Dave R wrote:Sorry, but a Sysco frozen tillapia fillet coated in stale tortilla chip crumbs is not a real tapa.
Jenise wrote:Your nominations?
Robin Garr wrote:I'm not bothered by "tapas" that aren't really tapas, though. I love the idea of small plates that you can mix and match, and it seems to me that calling multi-cultural small plates "tapas" is an affectionate nod to a classic tradition, not plagiarism or blasphemy.
Robert J. wrote:Foam. Foam is not a garnish or a food item. Foam is a contraceptive. Let's leave foam off the plate.
Dave R wrote:Hello Robin,
If they are not truly tapas, then why not just call them appetizers?

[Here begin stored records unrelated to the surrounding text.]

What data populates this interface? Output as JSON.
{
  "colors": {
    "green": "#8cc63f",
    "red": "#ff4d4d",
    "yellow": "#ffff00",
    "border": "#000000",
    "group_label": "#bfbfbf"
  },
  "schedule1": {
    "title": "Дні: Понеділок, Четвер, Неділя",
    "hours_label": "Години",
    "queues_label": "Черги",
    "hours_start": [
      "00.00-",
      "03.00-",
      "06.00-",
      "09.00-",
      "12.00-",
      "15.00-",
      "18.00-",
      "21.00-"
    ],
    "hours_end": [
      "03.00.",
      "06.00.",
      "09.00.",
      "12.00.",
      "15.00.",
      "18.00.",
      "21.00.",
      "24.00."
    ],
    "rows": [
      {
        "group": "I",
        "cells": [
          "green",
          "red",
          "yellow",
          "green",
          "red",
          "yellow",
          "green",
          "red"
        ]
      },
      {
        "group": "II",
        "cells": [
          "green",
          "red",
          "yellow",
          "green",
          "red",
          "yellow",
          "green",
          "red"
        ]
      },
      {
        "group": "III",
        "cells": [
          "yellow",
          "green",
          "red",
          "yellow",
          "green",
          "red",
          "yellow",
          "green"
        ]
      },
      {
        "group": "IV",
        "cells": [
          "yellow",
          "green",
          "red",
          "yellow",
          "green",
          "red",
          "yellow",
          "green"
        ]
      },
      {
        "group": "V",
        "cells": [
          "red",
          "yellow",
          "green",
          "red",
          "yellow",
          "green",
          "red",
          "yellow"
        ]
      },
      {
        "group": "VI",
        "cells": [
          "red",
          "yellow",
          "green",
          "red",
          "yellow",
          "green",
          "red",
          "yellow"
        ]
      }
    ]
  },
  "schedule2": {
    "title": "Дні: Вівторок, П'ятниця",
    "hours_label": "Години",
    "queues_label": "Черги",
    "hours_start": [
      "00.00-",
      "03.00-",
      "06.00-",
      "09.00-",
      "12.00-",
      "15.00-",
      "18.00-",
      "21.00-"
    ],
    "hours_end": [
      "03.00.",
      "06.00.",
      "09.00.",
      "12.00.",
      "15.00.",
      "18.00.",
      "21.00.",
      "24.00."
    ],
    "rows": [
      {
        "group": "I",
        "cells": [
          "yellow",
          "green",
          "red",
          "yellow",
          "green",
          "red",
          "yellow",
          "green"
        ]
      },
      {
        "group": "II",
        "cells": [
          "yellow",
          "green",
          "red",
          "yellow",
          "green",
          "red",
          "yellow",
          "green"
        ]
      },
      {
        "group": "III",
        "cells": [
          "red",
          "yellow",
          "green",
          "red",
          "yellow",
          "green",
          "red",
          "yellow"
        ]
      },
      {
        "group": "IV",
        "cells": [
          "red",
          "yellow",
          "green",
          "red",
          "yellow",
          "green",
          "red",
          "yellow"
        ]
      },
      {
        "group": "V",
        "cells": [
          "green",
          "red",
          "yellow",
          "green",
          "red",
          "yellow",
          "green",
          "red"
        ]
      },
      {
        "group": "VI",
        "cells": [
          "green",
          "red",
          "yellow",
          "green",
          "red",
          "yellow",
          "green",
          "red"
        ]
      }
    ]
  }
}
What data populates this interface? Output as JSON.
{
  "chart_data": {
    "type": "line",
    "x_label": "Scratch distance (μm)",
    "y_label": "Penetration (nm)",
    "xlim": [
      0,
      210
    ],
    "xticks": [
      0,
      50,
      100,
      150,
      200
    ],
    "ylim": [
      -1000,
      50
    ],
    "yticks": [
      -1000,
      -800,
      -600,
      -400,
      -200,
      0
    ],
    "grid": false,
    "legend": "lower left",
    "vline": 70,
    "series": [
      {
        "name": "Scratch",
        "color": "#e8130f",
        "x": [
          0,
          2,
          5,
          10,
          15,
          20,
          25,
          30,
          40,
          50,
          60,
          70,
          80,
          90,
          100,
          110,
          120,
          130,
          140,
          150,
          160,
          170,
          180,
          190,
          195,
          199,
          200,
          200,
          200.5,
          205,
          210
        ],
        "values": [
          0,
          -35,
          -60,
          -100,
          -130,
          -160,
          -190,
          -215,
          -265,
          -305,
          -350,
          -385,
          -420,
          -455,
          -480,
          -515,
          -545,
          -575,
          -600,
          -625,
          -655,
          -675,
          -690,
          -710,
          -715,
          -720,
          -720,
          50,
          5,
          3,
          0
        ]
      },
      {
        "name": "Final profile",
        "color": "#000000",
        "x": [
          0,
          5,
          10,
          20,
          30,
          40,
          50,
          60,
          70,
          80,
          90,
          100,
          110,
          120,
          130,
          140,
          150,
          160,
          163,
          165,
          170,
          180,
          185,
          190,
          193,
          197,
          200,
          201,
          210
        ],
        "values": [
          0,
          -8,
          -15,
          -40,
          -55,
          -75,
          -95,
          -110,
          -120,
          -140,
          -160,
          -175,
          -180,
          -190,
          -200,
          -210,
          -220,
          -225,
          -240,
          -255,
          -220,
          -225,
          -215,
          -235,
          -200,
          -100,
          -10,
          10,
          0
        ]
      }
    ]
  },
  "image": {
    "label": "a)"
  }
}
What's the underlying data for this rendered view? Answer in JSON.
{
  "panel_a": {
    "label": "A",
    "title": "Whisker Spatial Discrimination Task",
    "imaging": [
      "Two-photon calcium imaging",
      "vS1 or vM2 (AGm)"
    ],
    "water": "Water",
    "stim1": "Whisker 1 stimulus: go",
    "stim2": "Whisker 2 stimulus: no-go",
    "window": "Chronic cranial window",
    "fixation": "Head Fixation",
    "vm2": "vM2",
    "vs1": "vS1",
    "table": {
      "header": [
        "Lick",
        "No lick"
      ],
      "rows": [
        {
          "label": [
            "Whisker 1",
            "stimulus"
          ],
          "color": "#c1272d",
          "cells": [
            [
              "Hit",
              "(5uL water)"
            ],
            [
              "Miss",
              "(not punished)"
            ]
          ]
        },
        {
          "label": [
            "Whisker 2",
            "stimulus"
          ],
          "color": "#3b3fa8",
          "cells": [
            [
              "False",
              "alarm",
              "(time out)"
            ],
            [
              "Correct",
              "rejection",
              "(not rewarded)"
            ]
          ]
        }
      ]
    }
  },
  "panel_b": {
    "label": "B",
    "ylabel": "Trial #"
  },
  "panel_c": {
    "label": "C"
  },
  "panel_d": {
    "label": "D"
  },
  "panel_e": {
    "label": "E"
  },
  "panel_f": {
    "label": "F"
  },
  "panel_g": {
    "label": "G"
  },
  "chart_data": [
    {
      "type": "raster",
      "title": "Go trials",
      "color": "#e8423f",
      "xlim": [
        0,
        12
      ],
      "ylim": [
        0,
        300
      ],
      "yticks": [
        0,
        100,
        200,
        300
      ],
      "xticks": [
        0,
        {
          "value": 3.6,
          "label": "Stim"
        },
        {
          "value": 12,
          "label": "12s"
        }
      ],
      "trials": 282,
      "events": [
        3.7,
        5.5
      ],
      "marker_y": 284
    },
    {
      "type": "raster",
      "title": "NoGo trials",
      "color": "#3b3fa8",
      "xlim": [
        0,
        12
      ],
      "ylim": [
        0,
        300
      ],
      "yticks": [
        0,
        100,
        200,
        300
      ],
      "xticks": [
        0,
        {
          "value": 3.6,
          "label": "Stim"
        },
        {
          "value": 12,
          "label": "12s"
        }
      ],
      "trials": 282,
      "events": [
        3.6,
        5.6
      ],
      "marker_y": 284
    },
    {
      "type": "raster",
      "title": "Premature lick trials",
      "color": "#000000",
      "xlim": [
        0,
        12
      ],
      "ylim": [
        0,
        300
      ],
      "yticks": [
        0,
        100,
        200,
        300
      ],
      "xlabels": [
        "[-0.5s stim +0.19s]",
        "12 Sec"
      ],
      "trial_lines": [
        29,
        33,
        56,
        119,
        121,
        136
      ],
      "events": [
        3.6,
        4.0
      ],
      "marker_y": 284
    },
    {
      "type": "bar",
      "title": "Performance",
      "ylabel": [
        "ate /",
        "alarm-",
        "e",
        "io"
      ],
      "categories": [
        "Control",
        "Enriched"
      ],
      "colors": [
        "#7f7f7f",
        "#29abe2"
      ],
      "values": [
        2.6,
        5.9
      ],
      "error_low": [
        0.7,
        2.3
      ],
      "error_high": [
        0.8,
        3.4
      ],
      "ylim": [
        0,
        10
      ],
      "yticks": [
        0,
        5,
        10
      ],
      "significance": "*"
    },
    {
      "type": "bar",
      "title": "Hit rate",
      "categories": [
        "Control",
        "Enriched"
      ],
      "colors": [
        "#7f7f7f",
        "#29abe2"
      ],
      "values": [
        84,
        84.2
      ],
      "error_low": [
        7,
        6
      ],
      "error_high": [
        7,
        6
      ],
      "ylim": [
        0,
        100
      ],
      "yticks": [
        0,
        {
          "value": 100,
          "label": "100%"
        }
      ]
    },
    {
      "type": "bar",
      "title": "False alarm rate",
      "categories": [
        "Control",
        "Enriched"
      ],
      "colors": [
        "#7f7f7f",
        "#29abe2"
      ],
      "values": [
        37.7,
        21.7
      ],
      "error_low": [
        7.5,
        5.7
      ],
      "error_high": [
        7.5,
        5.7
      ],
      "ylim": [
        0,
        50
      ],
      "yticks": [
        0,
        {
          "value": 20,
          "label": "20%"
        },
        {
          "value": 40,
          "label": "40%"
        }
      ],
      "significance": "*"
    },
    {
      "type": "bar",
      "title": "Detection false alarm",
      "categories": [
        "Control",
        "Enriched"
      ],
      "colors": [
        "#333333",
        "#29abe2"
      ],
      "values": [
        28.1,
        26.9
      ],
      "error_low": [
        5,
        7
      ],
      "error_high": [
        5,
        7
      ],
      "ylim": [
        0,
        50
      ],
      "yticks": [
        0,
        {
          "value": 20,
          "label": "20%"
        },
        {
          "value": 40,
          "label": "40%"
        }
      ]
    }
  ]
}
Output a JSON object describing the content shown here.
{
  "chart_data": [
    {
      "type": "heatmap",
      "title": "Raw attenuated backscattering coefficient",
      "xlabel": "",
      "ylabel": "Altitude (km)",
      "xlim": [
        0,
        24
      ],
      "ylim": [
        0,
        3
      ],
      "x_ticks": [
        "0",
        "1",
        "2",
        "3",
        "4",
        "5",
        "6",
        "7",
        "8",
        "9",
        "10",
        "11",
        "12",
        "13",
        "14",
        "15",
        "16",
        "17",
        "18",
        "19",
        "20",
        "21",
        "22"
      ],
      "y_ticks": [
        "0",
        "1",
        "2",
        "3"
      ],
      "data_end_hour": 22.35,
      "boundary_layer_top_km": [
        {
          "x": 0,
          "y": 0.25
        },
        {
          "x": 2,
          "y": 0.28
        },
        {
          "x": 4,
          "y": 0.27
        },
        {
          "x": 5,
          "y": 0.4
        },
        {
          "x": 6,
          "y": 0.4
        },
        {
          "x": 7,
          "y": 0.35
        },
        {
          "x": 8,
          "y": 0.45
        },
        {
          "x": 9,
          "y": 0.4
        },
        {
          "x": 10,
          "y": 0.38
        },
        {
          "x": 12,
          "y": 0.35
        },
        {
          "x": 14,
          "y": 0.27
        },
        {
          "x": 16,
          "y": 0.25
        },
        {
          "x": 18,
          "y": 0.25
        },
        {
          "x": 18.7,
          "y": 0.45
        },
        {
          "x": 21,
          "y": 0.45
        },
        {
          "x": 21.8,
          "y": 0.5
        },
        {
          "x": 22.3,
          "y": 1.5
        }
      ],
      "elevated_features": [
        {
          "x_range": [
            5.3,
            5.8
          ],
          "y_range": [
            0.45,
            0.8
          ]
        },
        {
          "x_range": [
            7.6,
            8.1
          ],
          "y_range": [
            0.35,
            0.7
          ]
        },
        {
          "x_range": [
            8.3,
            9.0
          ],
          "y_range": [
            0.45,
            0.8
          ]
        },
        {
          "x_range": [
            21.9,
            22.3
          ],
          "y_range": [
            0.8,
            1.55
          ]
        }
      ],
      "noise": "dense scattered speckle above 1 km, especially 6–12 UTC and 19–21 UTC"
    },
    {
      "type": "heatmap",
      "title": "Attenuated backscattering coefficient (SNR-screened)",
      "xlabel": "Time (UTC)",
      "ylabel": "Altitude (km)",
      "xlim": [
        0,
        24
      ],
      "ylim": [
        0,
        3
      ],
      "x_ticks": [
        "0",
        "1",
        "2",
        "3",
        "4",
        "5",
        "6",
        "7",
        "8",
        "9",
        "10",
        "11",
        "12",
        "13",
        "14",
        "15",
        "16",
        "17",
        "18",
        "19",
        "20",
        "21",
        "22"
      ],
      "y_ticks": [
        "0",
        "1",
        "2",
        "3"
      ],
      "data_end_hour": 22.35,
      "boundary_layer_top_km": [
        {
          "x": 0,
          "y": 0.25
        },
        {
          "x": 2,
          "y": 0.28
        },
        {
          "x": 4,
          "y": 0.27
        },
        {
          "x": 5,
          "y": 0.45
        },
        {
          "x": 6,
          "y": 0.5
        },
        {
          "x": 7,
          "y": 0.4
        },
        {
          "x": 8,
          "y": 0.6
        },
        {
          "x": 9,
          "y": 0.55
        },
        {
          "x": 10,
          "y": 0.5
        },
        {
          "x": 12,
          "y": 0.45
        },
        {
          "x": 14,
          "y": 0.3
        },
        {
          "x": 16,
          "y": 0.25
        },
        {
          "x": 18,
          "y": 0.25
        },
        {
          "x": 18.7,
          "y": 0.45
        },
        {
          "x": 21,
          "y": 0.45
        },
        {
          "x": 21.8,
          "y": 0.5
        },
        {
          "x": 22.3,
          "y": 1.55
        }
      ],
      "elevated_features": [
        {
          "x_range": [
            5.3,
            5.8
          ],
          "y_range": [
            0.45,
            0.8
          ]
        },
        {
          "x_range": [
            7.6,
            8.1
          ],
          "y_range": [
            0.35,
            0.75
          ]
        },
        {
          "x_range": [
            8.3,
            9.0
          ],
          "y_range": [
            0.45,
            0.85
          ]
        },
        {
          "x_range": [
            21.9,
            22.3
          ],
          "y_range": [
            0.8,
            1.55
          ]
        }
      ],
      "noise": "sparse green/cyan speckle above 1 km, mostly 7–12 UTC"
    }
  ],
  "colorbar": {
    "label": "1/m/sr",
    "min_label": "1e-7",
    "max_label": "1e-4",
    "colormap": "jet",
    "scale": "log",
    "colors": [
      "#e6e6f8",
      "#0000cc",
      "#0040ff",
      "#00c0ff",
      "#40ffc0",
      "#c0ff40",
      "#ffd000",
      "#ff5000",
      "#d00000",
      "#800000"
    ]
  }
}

Dave R wrote:If they are not truly tapas, then why not just call them appetizers?
Mark Willstatter wrote:I'm not Robin
Bill Spohn wrote:Along the lines of verticality, the use of overdone garnish.
One local restaurant was in the habit of sticking a large branch of rosemary standing up in whatever the dish was and I used to tell the waitress to please take it away to the brush chipper as I didn't feel the need to gnaw any wood that day.
Mark Lipton wrote:To make matters worse, rosemary is such a pungent herb that even that limited amount of contact can impart a strong rosemary flavor to your dish, an all around disaster IMO.
Mark Lipton wrote:OK, another fad that I'm tired of is the "exhaustive listing of sources" school of menu writing. Yes, I do appreciate knowing that your meat comes from Niman Ranch, but I don't really need to see where the tomatoes, butter, garlic and lettuces came from when trying to understand what the dish actually consists of. Perhaps those restaurants so pleased with their sources could provide a vendor listing at the end of the menu for that rare moment when Michael Pollan drops in to eat.